The appearance of the uterine septum is particularly troublesome for many women and poses a serious threat to fertility. Treatment is mainly focused on surgery, which is also the most effective treatment method, and postoperative care must be paid attention to.
Can the uterine mediastinum be cured?
At present, the most effective method for treating the uterine mediastinum is the combination of hysteroscopy and mediastinal knife separation surgery. This is under laparoscopic monitoring, using cold shear to cut the mediastinum laterally under direct hysteroscopy. The uterine diameter is immediately shortened, and the saddle shape disappears. The biological anti adhesive membrane and our professional research technology biological anti adhesive pear shaped stent are placed to prevent adhesion, with a high cure rate. Maximize the protection of the uterus, protect fertility, and do not affect natural pregnancy after surgery. After surgery, effective anti adhesion methods are used to prevent postoperative adhesions. It has achieved good therapeutic effects in clinical practice.
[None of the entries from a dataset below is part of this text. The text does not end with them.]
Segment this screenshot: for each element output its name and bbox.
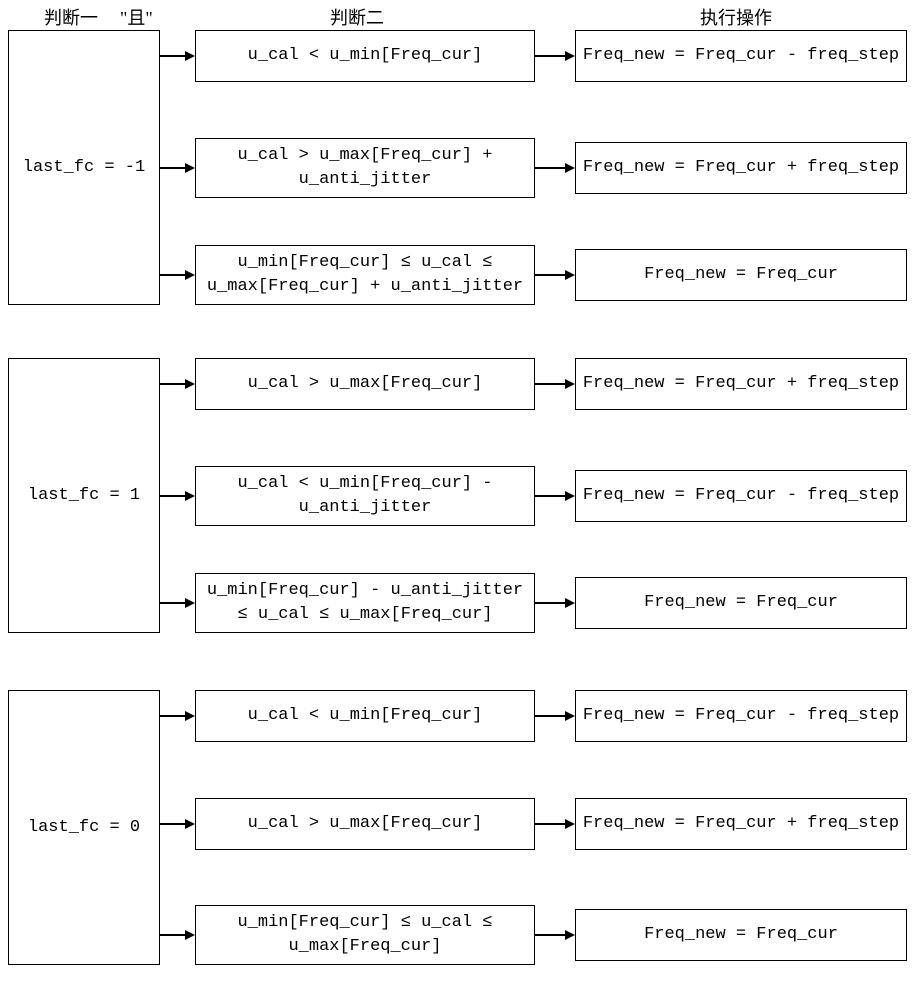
arrow-line	[160, 934, 187, 936]
header-action: 执行操作	[700, 4, 772, 30]
header-cond2: 判断二	[330, 4, 384, 30]
arrow-head-icon	[185, 163, 195, 173]
arrow-line	[160, 602, 187, 604]
cond2-box: u_min[Freq_cur] - u_anti_jitter≤ u_cal ≤…	[195, 573, 535, 633]
arrow-head-icon	[565, 491, 575, 501]
arrow-line	[535, 167, 567, 169]
arrow-line	[535, 55, 567, 57]
header-cond1: 判断一	[44, 4, 98, 30]
header-and: "且"	[120, 4, 153, 30]
arrow-line	[160, 167, 187, 169]
arrow-head-icon	[185, 270, 195, 280]
arrow-head-icon	[565, 163, 575, 173]
cond2-box: u_cal > u_max[Freq_cur]	[195, 358, 535, 410]
arrow-line	[535, 602, 567, 604]
arrow-line	[160, 823, 187, 825]
arrow-head-icon	[185, 598, 195, 608]
arrow-head-icon	[185, 930, 195, 940]
cond1-box: last_fc = 1	[8, 358, 160, 633]
action-box: Freq_new = Freq_cur + freq_step	[575, 798, 907, 850]
action-box: Freq_new = Freq_cur + freq_step	[575, 358, 907, 410]
arrow-head-icon	[185, 491, 195, 501]
arrow-head-icon	[565, 379, 575, 389]
cond1-box: last_fc = -1	[8, 30, 160, 305]
arrow-head-icon	[185, 379, 195, 389]
action-box: Freq_new = Freq_cur	[575, 249, 907, 301]
arrow-head-icon	[565, 270, 575, 280]
arrow-line	[160, 715, 187, 717]
arrow-head-icon	[565, 598, 575, 608]
arrow-line	[535, 383, 567, 385]
arrow-line	[160, 495, 187, 497]
arrow-line	[535, 823, 567, 825]
arrow-line	[535, 495, 567, 497]
cond2-box: u_cal < u_min[Freq_cur]	[195, 30, 535, 82]
arrow-line	[535, 715, 567, 717]
arrow-head-icon	[185, 51, 195, 61]
action-box: Freq_new = Freq_cur - freq_step	[575, 470, 907, 522]
action-box: Freq_new = Freq_cur	[575, 577, 907, 629]
arrow-line	[160, 274, 187, 276]
arrow-head-icon	[565, 711, 575, 721]
action-box: Freq_new = Freq_cur - freq_step	[575, 690, 907, 742]
arrow-line	[160, 55, 187, 57]
arrow-line	[535, 934, 567, 936]
action-box: Freq_new = Freq_cur + freq_step	[575, 142, 907, 194]
arrow-head-icon	[565, 819, 575, 829]
arrow-head-icon	[565, 930, 575, 940]
arrow-head-icon	[185, 819, 195, 829]
arrow-line	[535, 274, 567, 276]
cond1-box: last_fc = 0	[8, 690, 160, 965]
cond2-box: u_cal > u_max[Freq_cur] +u_anti_jitter	[195, 138, 535, 198]
arrow-line	[160, 383, 187, 385]
arrow-head-icon	[185, 711, 195, 721]
cond2-box: u_min[Freq_cur] ≤ u_cal ≤u_max[Freq_cur]	[195, 905, 535, 965]
cond2-box: u_cal < u_min[Freq_cur] -u_anti_jitter	[195, 466, 535, 526]
cond2-box: u_cal > u_max[Freq_cur]	[195, 798, 535, 850]
action-box: Freq_new = Freq_cur - freq_step	[575, 30, 907, 82]
action-box: Freq_new = Freq_cur	[575, 909, 907, 961]
cond2-box: u_min[Freq_cur] ≤ u_cal ≤u_max[Freq_cur]…	[195, 245, 535, 305]
cond2-box: u_cal < u_min[Freq_cur]	[195, 690, 535, 742]
arrow-head-icon	[565, 51, 575, 61]
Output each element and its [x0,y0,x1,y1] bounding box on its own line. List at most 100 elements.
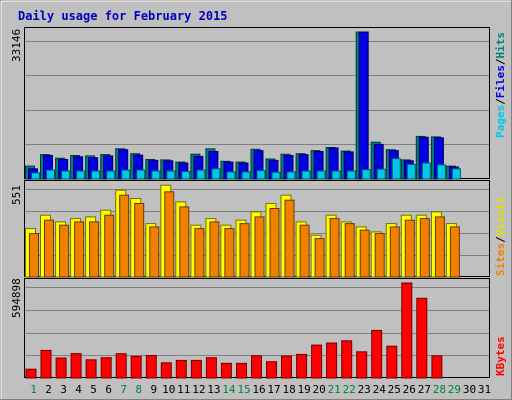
day-label: 30 [463,383,476,396]
day-label: 12 [192,383,205,396]
sites-bar [179,206,190,278]
sites-bar [269,208,280,278]
kbytes-bar [190,359,202,379]
day-label: 4 [75,383,82,396]
sites-bar [239,223,250,278]
sites-bar [59,224,70,278]
pages-bar [361,169,371,180]
pages-bar [421,162,431,180]
day-label: 2 [45,383,52,396]
kbytes-bar [371,329,383,379]
legend-kbytes: KBytes [494,336,507,376]
sites-bar [374,233,385,278]
pages-bar [256,170,266,180]
legend-sep-2: / [494,58,507,65]
pages-bar [61,170,71,180]
legend-middle: Sites/Visits [494,197,507,277]
kbytes-bar [281,355,292,379]
legend-sep-1: / [494,98,507,105]
legend-bottom: KBytes [494,336,507,376]
kbytes-bar [55,357,67,379]
pages-bar [406,163,416,180]
kbytes-bar [416,297,428,379]
pages-bar [226,171,236,180]
kbytes-ymax-label: 594898 [10,278,23,318]
kbytes-bar [431,355,443,379]
kbytes-bar [70,353,82,379]
kbytes-bar [25,368,37,379]
day-label: 1 [30,383,37,396]
kbytes-bar [220,362,232,379]
day-label: 14 [222,383,236,396]
kbytes-bar [205,357,217,379]
pages-bar [166,170,176,180]
sites-bar [119,194,130,278]
day-label: 28 [433,383,446,396]
sites-bar [329,218,340,278]
pages-bar [136,169,146,180]
day-label: 3 [60,383,67,396]
sites-bar [44,219,54,278]
pages-bar [271,171,281,180]
pages-bar [346,170,356,180]
pages-bar [91,170,101,180]
sites-bar [224,228,235,278]
sites-bar [74,221,85,278]
kbytes-bar [296,353,308,379]
day-label: 27 [418,383,431,396]
kbytes-bar [326,342,338,379]
files-bar [358,31,369,180]
sites-bar [314,238,325,278]
pages-bar [76,170,86,180]
sites-bar [449,226,460,278]
legend-sites: Sites [494,243,507,276]
legend-visits: Visits [494,197,507,237]
pages-bar [451,168,461,180]
sites-bar [359,229,370,278]
pages-bar [376,168,386,180]
day-label: 5 [90,383,97,396]
kbytes-bar [145,355,157,379]
kbytes-bar [251,355,262,379]
pages-bar [151,170,161,180]
sites-bar [29,233,39,278]
kbytes-bar [130,355,142,379]
sites-bar [434,216,445,278]
legend-files: Files [494,65,507,98]
day-label: 6 [105,383,112,396]
day-label: 16 [252,383,265,396]
pages-bar [31,172,40,180]
pages-bar [301,170,311,180]
pages-bar [211,168,221,180]
day-label: 13 [207,383,220,396]
day-label: 24 [373,383,387,396]
kbytes-bar [115,353,127,379]
sites-bar [254,216,265,278]
x-axis-day-labels: 1 2 3 4 5 6 7 8 9 10 11 12 13 14 15 16 17 18 19 20 21 22 23 24 2… [30,383,491,396]
day-label: 17 [267,383,280,396]
kbytes-bar [266,361,277,379]
kbytes-bar [175,359,187,379]
day-label: 7 [120,383,127,396]
day-label: 29 [448,383,461,396]
pages-bar [181,171,191,180]
sites-bar [209,221,220,278]
sites-bar [149,226,160,278]
day-label: 9 [150,383,157,396]
sites-bar [134,203,145,278]
day-label: 8 [135,383,142,396]
kbytes-bar [236,362,247,379]
pages-bar [46,169,55,180]
chart-title: Daily usage for February 2015 [18,9,228,23]
kbytes-bar [386,345,398,379]
kbytes-bar [341,340,353,379]
hits-files-pages-panel [24,27,490,180]
visits-ymax-label: 551 [10,185,23,205]
kbytes-bar [160,362,172,379]
day-label: 10 [162,383,175,396]
kbytes-bar [85,359,97,379]
day-label: 20 [312,383,325,396]
day-label: 19 [297,383,310,396]
sites-bar [164,191,175,278]
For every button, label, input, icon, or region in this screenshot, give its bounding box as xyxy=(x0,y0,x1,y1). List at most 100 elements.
Treatment methods for uterine mediastinum
1. The cold scissors separation method under hysteroscopy and mediastinal surgery avoid the disadvantage of traditional surgery with more bleeding. Special techniques are used, resulting in less postoperative bleeding, less trauma, short recovery time, and less adhesion formation. Especially cold scissors maximize the protection of the uterus, protect fertility, and do not affect natural pregnancy after surgery. More than 90% of the uterine cavity morphology has returned to normal. The successful delivery rate of re pregnancy is over 85%. Effective anti adhesion methods are used after hysterectomy to prevent postoperative adhesions.
2. The traditional method of treating the uterine mediastinum leaves scars on the uterus and abdominal wall, with large wounds, long recovery time, and even causing uterine adhesions, which has a certain impact on future pregnancy. Moreover, it requires several years of contraception to conceive and requires a cesarean section.
3. The best treatment measure is to cut the mediastinum with a cold instrument and plasma needle under hysteroscopy. Without cutting the mediastinum, it can cause scar contracture and expand the uterine cavity. Under laparoscopic monitoring, it is safer and more accurate. After surgery, a biological protective film is inserted. In addition, the large mediastinum does not require a single arrival, and multiple surgeries can be performed to avoid overcorrection. Excessive scar formation at the uterine floor can actually affect pregnancy.
Postoperative care of uterine mediastinum
1. After surgery on the uterine septum, immediate recovery can be achieved, and dietary timing should not be too early. For non gastrointestinal surgery patients, they should generally eat nutritious and easily digestible food 6 hours after surgery.
2. After uterine mediastinal surgery, eat more liquid or semi liquid foods to aid digestion, such as lotus root powder, orange juice, etc. Choose lean meat and fresh fish to cook soup, ensure nutrition, increase appetite, and immediately recover the patient.